Fruit gives fibre, water, and natural sweetness without the heavy sugar load of cakes or biscuits.

  • Berries (highest water and fibre, lowest sugar per portion)
  • Apples and pears (with skin for fibre)
  • Citrus: oranges, satsumas, grapefruit
  • Stone fruits in season: plums, peaches, nectarines
  • Bananas (helpful if you're working out; useful for electrolytes)

Foods to limit or avoid

As we mentioned above, nausea and constipation are at their peak in the first 48 hours after each injection.

This is why it’s quite important to avoid foods that can irritate your gut and make you more nauseous and constipated.

Check out a list of foods that you may want to keep at arm’s length when you are dealing with Mounjaro’s side effects.

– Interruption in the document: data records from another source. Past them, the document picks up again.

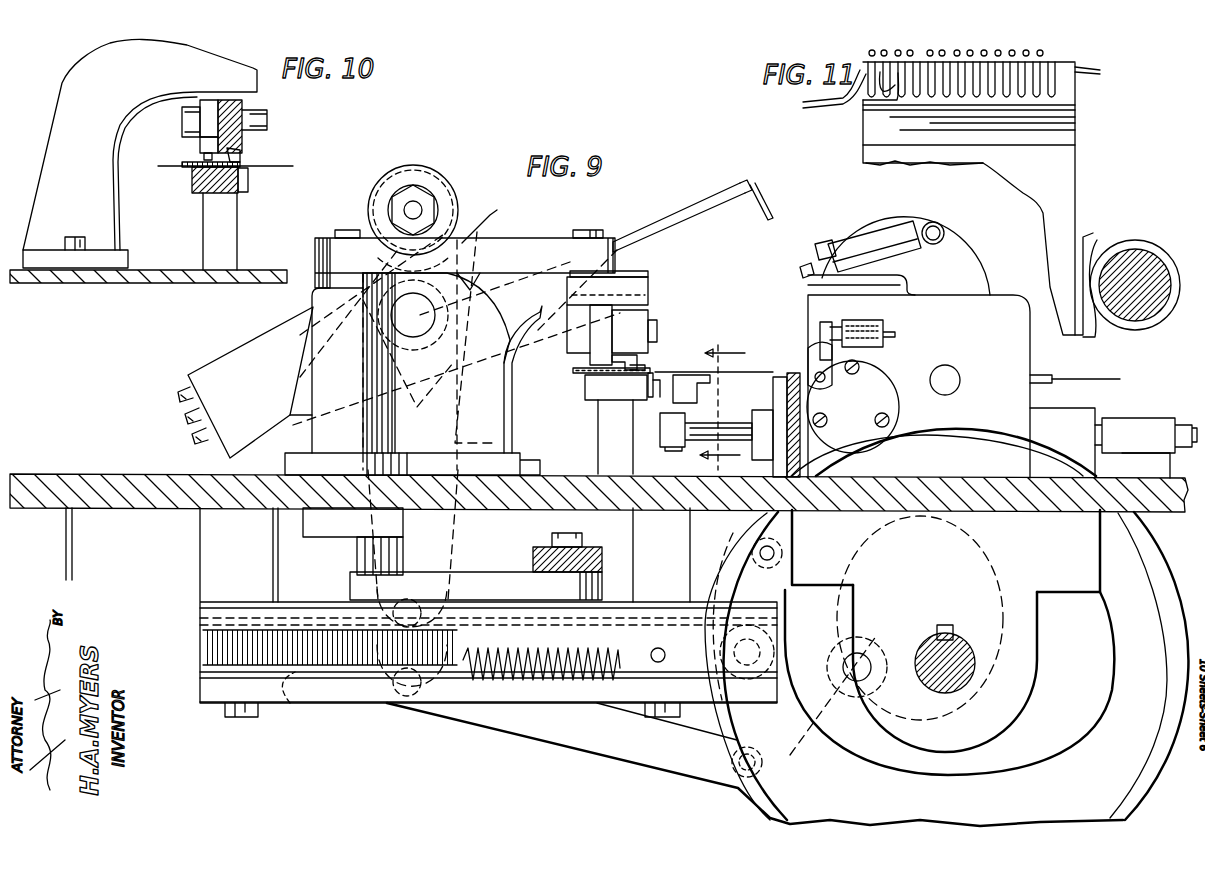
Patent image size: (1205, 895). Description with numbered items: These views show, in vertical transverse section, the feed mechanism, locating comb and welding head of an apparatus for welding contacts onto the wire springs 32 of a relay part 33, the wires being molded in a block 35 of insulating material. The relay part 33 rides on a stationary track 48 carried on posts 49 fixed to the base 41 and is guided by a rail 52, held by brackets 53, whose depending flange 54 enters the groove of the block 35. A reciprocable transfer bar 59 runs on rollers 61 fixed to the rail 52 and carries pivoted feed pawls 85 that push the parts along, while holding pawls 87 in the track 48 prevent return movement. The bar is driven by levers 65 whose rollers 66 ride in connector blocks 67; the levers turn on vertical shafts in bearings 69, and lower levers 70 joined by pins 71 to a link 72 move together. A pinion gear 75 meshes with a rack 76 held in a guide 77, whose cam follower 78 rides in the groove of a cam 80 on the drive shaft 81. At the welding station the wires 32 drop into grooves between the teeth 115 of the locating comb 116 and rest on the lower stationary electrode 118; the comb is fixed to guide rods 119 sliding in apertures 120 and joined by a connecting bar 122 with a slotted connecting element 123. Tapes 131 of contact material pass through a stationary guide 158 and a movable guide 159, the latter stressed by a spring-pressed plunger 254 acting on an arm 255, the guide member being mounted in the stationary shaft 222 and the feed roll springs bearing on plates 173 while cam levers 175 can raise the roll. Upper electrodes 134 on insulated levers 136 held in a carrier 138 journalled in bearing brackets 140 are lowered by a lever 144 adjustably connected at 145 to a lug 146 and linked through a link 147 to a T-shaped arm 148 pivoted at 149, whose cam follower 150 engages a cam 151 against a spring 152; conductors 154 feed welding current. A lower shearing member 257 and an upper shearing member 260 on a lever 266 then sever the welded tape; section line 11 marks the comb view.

In FIG. 9, the section line 11— 11 is at (724, 404).
In FIG. 11, the wire springs 32 is at (982, 48).
In FIG. 9, the wire springs 32 is at (659, 393).
In FIG. 10, the relay part 33 is at (164, 171).
In FIG. 9, the relay part 33 is at (562, 377).
In FIG. 10, the block of insulating material 35 is at (182, 175).
In FIG. 9, the block of insulating material 35 is at (582, 380).
In FIG. 10, the base 41 is at (178, 272).
In FIG. 9, the base 41 is at (87, 474).
In FIG. 10, the track 48 is at (250, 198).
In FIG. 9, the track 48 is at (606, 408).
In FIG. 10, the posts 49 is at (237, 240).
In FIG. 9, the posts 49 is at (598, 460).
In FIG. 10, the rail 52 is at (245, 110).
In FIG. 9, the rail 52 is at (640, 320).
In FIG. 10, the brackets 53 is at (82, 100).
In FIG. 9, the brackets 53 is at (500, 430).
In FIG. 10, the depending flange 54 is at (245, 160).
In FIG. 9, the depending flange 54 is at (642, 347).
In FIG. 10, the transfer bar 59 is at (200, 147).
In FIG. 9, the transfer bar 59 is at (580, 346).
In FIG. 10, the rollers 61 is at (200, 115).
In FIG. 9, the rollers 61 is at (635, 293).
In FIG. 9, the levers 65 is at (548, 240).
In FIG. 9, the rollers 66 is at (628, 278).
In FIG. 9, the connector blocks 67 is at (570, 322).
In FIG. 9, the bearings 69 is at (310, 300).
In FIG. 9, the levers 70 is at (463, 580).
In FIG. 9, the pins 71 is at (565, 536).
In FIG. 9, the link 72 is at (535, 557).
In FIG. 9, the pinion gear 75 is at (300, 703).
In FIG. 9, the rack 76 is at (200, 648).
In FIG. 9, the guide 77 is at (360, 703).
In FIG. 9, the cam follower 78 is at (662, 646).
In FIG. 9, the cam 80 is at (1145, 788).
In FIG. 9, the drive shaft 81 is at (950, 650).
In FIG. 10, the feed pawls 85 is at (205, 156).
In FIG. 10, the holding pawls 87 is at (248, 178).
In FIG. 9, the holding pawls 87 is at (645, 370).
In FIG. 11, the teeth 115 is at (947, 89).
In FIG. 11, the locating comb 116 is at (1068, 183).
In FIG. 9, the locating comb 116 is at (690, 398).
In FIG. 9, the lower stationary electrode 118 is at (762, 385).
In FIG. 11, the guide rods 119 is at (1139, 243).
In FIG. 9, the apertures 120 is at (1010, 295).
In FIG. 9, the connecting bar 122 is at (1128, 428).
In FIG. 9, the slotted connecting element 123 is at (1085, 465).
In FIG. 9, the tapes 131 is at (1103, 380).
In FIG. 9, the upper electrodes 134 is at (766, 212).
In FIG. 9, the levers 136 is at (672, 215).
In FIG. 9, the carrier 138 is at (490, 240).
In FIG. 9, the bearing brackets 140 is at (300, 413).
In FIG. 9, the lever 144 is at (445, 530).
In FIG. 9, the adjustable connection 145 is at (413, 205).
In FIG. 9, the lug 146 is at (462, 243).
In FIG. 9, the link 147 is at (540, 745).
In FIG. 9, the T-shaped arm 148 is at (800, 760).
In FIG. 9, the pivot 149 is at (780, 545).
In FIG. 9, the cam follower 150 is at (898, 620).
In FIG. 9, the cam 151 is at (1000, 577).
In FIG. 9, the spring 152 is at (562, 660).
In FIG. 9, the conductors 154 is at (178, 398).
In FIG. 9, the stationary tape guide 158 is at (1040, 383).
In FIG. 9, the movable tape guide 159 is at (802, 375).
In FIG. 9, the plates 173 is at (895, 285).
In FIG. 9, the cam levers 175 is at (880, 242).
In FIG. 9, the stationary shaft 222 is at (946, 366).
In FIG. 9, the spring-pressed plunger 254 is at (845, 322).
In FIG. 9, the arm 255 is at (812, 335).
In FIG. 9, the lower shearing member 257 is at (770, 384).
In FIG. 9, the upper shearing member 260 is at (793, 283).
In FIG. 9, the lever 266 is at (965, 265).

Food Why it tends to sit badly
Deep-fried foods (battered fish, breaded chicken, doughnuts) High fat slows digestion further on top of the medication's effect. Reflux and nausea are common.
Creamy or buttery sauces (carbonara, alfredo, korma) Same reason. The cream is the issue, not the carbohydrate.
Very fatty cuts of meat (belly pork, fatty sausages, processed deli meats) Heavy on the stomach, often paired with high salt.
Cakes, biscuits, sweets, sugary cereals A big sugar load on a slow stomach can cause dumping-like symptoms (sweats, dizziness, diarrhoea).
Fizzy sugary drinks (cola, lemonade) The carbonation worsens reflux; the sugar load can trigger dumping.
Strong curries and very spicy food Capsaicin irritates an already slow stomach in the early weeks. Many people return to spicy food after month three, just away from injection day.
Carbonated drinks generally Bloating and reflux. Still water or herbal tea is usually better tolerated.
Alcohol Slows gastric emptying further, dehydrates, and can mask hypoglycaemia signs in some patients. See our guide on Mounjaro and alcohol to know more.
Very large meals at any time Even foods that suit you. A normal-sized plate is now a large meal.

Hydration

Aim for 2 to 2.5 litres of water a day, or more if you're losing weight quickly, sweating in warm weather, or losing fluid through diarrhoea or vomiting.

Plain water is best for hydration. Herbal teas and clear broths are great alternatives. Sugary drinks and coffee in large quantities don't replace water.

Why hydration is crucial when you’re on Mounjaro:

  • Slow digestion makes the gut reabsorb water more efficiently. So even when you drink a large volume of water, you still feel less hydrated than before.
  • A change in appetite may mean that you don’t realise you are thirsty. This may make you drink less without noticing.
  • Constipation is the most-reported persistent side effect, and dehydration is the leading cause of constipation.

A practical approach:

Have a glass of water with each meal, a bottle on your desk, and another one by your bed. If your urine is consistently dark, drink more water.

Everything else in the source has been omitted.